Schwäbische Zeitung (Biberach)
Familien leiden unter Bewegungsmangel
Laut AOK-Studie sind viele Eltern schlechte Vorbilder – Vor allem Väter sind zu dick
BERLIN (epd/dpa) - Beengte Wohnverhältnisse, Auto fahren statt zu Fuß gehen, fernsehen anstelle von Ballspielen: Es gibt viele Gründe, warum sich Eltern und Kinder in Deutschland im Alltag zu wenig bewegen. Für jede dritte Familie spiele körperliche Aktivität in der Freizeit überhaupt keine Rolle, heißt es in der am Montag in Berlin präsentierten „AOK-Familienstudie 2018“. Insgesamt seien 36 Prozent der Eltern laut der Umfrage übergewichtig, 22 Prozent seien adipös. Dabei würden Väter (72 Prozent) deutlich häufiger an Übergewicht oder Adipositas leiden als Mütter (50 Prozent). Zudem würden sich nur zehn Prozent der Kinder in Deutschland so aktiv bewegen, wie von der Weltgesundheitsorganisation (WHO) empfohlen.

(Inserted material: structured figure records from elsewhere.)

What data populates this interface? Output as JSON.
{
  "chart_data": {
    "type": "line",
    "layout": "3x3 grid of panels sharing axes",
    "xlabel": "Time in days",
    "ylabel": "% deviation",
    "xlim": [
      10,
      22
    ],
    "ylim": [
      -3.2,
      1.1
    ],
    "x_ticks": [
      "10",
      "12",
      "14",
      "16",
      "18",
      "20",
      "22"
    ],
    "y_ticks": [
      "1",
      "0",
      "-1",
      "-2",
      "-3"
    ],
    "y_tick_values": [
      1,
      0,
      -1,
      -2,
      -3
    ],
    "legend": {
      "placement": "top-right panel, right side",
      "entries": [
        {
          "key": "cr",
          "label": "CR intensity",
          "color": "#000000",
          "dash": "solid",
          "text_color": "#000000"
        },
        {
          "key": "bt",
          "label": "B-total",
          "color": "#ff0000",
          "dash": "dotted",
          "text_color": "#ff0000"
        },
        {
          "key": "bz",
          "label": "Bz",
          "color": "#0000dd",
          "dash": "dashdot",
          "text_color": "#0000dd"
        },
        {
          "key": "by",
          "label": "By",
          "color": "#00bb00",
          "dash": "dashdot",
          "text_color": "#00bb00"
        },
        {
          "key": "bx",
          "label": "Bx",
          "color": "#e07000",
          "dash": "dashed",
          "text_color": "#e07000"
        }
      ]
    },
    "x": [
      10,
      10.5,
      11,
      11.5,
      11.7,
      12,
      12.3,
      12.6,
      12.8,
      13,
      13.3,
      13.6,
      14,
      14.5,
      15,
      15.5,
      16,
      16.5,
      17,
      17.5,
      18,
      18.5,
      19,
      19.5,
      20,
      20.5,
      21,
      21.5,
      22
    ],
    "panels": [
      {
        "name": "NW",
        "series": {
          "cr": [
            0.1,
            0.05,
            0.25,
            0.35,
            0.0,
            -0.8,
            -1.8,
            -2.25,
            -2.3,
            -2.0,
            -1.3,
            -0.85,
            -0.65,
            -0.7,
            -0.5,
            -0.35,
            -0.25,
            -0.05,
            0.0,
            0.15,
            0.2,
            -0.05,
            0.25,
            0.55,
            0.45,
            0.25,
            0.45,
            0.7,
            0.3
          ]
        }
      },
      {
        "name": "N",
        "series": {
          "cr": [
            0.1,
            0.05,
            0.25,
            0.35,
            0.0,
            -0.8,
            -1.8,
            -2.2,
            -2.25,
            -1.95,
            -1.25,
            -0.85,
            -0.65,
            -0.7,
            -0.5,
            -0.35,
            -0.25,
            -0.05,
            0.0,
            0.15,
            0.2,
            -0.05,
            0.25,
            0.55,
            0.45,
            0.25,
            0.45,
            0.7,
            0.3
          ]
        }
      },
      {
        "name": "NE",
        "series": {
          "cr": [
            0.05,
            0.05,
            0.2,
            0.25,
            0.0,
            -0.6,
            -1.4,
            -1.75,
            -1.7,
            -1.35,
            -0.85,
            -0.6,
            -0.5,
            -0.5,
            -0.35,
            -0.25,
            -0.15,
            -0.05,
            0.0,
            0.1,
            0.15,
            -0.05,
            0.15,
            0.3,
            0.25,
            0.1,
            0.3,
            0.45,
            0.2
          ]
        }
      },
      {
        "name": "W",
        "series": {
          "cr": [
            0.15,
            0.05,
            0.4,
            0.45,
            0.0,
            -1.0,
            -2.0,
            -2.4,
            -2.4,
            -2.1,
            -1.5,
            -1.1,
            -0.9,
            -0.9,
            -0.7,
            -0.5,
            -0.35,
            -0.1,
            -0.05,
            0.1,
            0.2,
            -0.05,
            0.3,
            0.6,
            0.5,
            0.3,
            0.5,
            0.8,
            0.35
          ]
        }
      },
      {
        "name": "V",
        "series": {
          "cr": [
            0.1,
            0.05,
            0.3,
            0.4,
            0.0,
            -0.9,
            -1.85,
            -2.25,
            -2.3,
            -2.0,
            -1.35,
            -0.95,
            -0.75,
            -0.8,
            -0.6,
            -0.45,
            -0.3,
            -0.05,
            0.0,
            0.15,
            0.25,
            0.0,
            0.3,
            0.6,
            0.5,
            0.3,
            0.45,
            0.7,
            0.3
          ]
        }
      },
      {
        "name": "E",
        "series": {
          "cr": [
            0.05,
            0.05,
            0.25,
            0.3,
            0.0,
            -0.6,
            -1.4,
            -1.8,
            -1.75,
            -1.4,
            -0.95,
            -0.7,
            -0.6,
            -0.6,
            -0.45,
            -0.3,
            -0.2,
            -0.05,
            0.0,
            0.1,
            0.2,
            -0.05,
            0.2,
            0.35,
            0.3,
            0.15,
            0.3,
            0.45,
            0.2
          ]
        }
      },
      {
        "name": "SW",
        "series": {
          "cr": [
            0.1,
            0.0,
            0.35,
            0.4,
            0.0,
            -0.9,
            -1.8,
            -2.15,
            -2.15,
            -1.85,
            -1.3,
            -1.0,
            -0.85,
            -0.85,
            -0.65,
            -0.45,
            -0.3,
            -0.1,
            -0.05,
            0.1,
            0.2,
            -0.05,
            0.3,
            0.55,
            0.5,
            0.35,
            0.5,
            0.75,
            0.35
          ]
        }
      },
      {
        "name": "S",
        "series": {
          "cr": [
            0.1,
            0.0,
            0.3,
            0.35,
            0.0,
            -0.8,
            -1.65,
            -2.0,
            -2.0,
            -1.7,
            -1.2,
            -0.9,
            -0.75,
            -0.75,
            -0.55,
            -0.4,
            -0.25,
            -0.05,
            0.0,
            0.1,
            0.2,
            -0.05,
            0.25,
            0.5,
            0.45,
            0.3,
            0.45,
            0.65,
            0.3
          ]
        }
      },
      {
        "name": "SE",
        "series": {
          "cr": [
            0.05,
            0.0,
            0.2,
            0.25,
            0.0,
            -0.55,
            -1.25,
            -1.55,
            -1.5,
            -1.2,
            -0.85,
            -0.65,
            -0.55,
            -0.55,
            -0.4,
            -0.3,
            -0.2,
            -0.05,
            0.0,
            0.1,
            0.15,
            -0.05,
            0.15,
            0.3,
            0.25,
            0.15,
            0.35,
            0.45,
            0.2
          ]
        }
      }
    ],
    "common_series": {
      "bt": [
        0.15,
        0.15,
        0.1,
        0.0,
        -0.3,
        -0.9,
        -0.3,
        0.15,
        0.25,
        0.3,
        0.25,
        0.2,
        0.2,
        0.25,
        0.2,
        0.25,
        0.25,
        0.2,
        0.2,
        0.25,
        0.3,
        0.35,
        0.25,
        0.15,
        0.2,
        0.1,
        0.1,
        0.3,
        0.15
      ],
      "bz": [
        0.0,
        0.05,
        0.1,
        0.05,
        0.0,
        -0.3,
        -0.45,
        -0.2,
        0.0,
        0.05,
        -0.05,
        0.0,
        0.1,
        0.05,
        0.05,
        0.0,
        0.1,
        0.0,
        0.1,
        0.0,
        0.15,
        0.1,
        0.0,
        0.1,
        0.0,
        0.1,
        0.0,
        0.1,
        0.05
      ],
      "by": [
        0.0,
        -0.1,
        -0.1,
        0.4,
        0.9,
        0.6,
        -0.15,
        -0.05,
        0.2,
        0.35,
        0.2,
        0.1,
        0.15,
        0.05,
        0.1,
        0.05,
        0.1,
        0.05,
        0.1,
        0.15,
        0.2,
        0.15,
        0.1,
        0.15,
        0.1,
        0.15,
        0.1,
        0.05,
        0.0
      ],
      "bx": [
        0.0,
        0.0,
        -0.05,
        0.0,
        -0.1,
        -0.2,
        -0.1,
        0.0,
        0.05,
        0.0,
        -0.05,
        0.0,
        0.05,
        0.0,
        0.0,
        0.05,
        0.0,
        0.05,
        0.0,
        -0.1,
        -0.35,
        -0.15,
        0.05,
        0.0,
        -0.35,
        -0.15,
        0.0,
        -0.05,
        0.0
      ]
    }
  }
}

„Unsere Gesellschaft leidet immer mehr an Übergewicht und Bewegungsmangel“, sagte der stellvertretende Vorstandsvorsitzende des AOK-Bundesverbandes, Jens Martin Hoyer. Die jüngsten Ergebnisse seien ein Alarmsignal. Eltern kämen ihrer Vorbildfunktion beim Thema Bewegung nicht ausreichend nach. Die AOK-Familienstudie erscheint den Angaben zufolge alle vier Jahre. Für die neueste Ausgabe mit dem Schwerpunkt körperliche Aktivität seien bundesweit rund 5000 Mütter und Väter befragt worden, die Kinder im Alter von vier bis 14 Jahren haben, davon 500 aus Baden-Württemberg.
Laut Jutta Ommer-Hol, Leiterin der Abteilung Gesundheitsförderung bei der AOK Baden-Württemberg, zeigt die Studie auch, dass Kinder aus aktiven Familien besser in der Schule zurechtkommen, seltener gereizt oder schlecht gelaunt sind und besser einschlafen können. Außerdem zeige sich, dass Kinder mit einem erhöhten Medienkonsum deutlich häufiger unter Kopfschmerzen leiden.
Wie Gesundheitspsychologin Jutta Mata von der Universität Mannheim erläuterte, sollten sich Kinder laut WHO-Empfehlungen täglich mindestens 60 Minuten moderat bewegen, sodass Atmung und Puls leicht zunehmen. Im Durchschnitt seien Kinder in Deutschland aber nur an 3,6 Tagen pro Woche im Sinne der WHO-Empfehlung aktiv, ihre körperliche Aktivität sei damit generell sehr niedrig, betonte Mata, die die Studie begleitet hat.
Eine Rolle spiele dabei offenbar der zunehmende Medienkonsum. „59 Prozent der Kinder von vier bis sechs Jahren nutzen Medien länger als empfohlen, am Wochenende liegt dieser Wert sogar bei 84 Prozent“, sagte Mata. Die Bewegungsdauer könne man am einfachsten durch einen aktiveren Alltag erhöhen, erklärte die Expertin. Die Gesundheitspsychologin empfahl, mehr Bewegung in den Familienalltag einzubauen, also Wege häufiger zu Fuß zurückzulegen sowie möglichst gemeinsam Sport zu treiben oder bewegungsorientiert zu spielen (siehe auch Kasten).